How Do Bees Make Honey?

Last Updated: 24.04.19

 

Have you ever wondered what happens inside a bee hive and how bees manage to make honey? If you just purchased your first bee hive kit for beginners and want to find out the answer to these questions, just read the following lines.

 

The process

A healthy hive will manage to produce and consume more than 110 pounds or 50 kgs of honey in just a single year. This involves a lot of work from the little insects. Although honey is made from nectar, it doesn’t come directly out of flowers looking exactly like we know it.

After the bees find their food source, they make use of a specially adapted tongue to drink very small amounts of nectar. This ends up in one of their two stomachs, called the honey stomach. More than 1,000 flowers have to provide nectar in order to fill the honey stomach of a single bee. Once filled with nectar, this organ may weigh just as much as the bee itself.  

As the bee is returning to the hive, digestive enzymes will interact with the stomach’s content and will begin the process of transforming it into honey. Once back at its hive, the forager bee then regurgitates the mixture of nectar and enzymes into the mouth of another bee. That one, in turn, does the same thing, vomiting the nectar into another mouth, and so on and so forth.
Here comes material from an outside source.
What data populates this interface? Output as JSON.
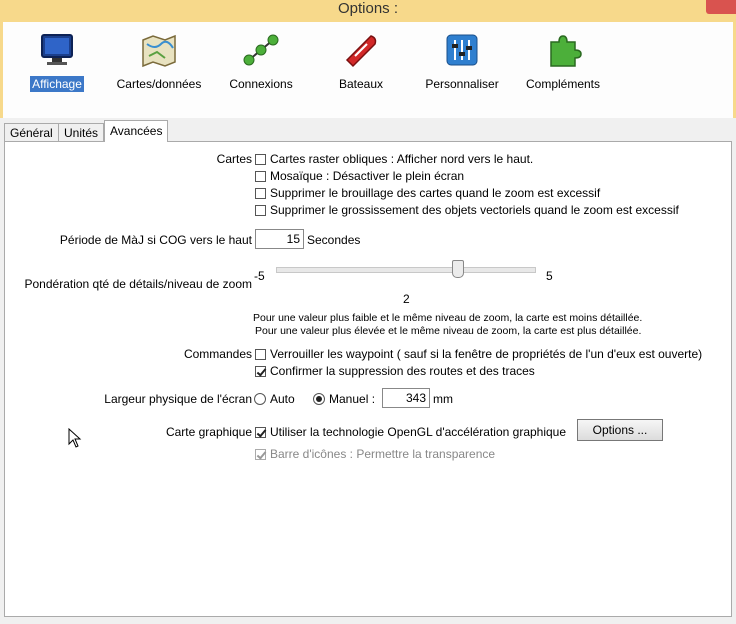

This activity of moving the nectar from one honey stomach to another is highly important as each insect adds some of its own digestive enzymes to the mixture. This transforms long chains of complex sugars into simple sugars such as fructose and glucose.

 

 

Even though its chemical content is right, the mixture still doesn’t have the right consistency, as it is still a bit too wet. In order to resolve this, the bees then vomit the nectar into their wax cylinders and then begin to strongly flap their wings. The created air current runs through all the hive and evaporates the water from the nectar.

The mixture’s water content drops from approximately 70% to 20% and as a result, the substance is thickened. Finally, they seal the wax cylinder with a cap, and the nectar, rich in enzymes, can complete the transformation into honey.  

 

Honey

The chemical content of honey gives it a naturally long shelf life. Because both the pH as well as the water content are low, bacteria and yeast spoilage do not find honey to be an inviting environment. Basically, wherever honey is found, you can be sure it’s safe to be eaten. Whether it’s in a beehive or in your pantry, honey does not have an expiration date.

Archeologists have found honey in ancient Egyptian tombs that is thousands of years old. All they needed to do is to heat it a little and it was actually edible.

To produce one pound of honey, 10,000 foraging bees must fly more than three times the length of the Equator or approximately 75,000 miles and land on 8,000,000 flowers. This requires serious teamwork and organization.

 

Communication

The main way bees communicate with each other is through body language. Forager bees perform a dance. This tells the rest of the bees in the hive where to search for food sources. Dancing in a circle pattern means that nectar is close to the hive, between 150 feet and 300 feet away. For food sources that are located at larger distances, the bees do their waggle dance.

These movements were first decoded by a beekeeper named Karl von Frisch and have remained some of the most impressive forms of animal communication. First, the bee walks in a straight line, waggling its entire body left and right while simultaneously flapping its wings. Then, the bee returns on a semicircle trajectory and repeats the dance.

Depending on the direction the bee walks, the other bees know in what direction to go. If the bee walks in alignment with the lines of the comb, then the flowers are towards the direction of the Sun. If the dance is performed at a certain angle, then the bees know that they have to fly at that angle relative to the Sun to find their nectar.

The longer the waggle, the farther away the food is, and the better the food source, the higher the speed of their dance. On cloudy days, the bees still have no problem in finding their bearings. Even if the Sun is not visible, the little insects can still find its position on the sky by reading the light’s polarization. This way they can also know what time of day it is.

 

 

Types of bees

Inside of any beehive, there are three types of bees: queens, workers, and drones. The queens and worker bees are females and the drones are males. As every hive can have only one queen, when a new one is born, it kills her sisters as soon as possible, getting rid of the competition.

When it’s time to mate, the queen goes to another hive and mates with more males to store their sperm. After returning, the queen will use this genetic material at her own hive, to lay over 1,000 eggs every day, for the rest of its life.

The unfertilized eggs will grow to become drones and the fertilized ones will become either new queens or worker bees. Even though the queen is the one that lays all the eggs, it’s still dependent on the worker bees, who represent the beehive’s backbone. They bring nectar in order to produce honey and protect the queen during winter.

Honey making is an essential part of the bees’ complex society. Besides the fact that honey is a food consumed by a lot of animals, including the bees themselves and also humans, this process has the important benefit of pollinating most of our world’s flowers.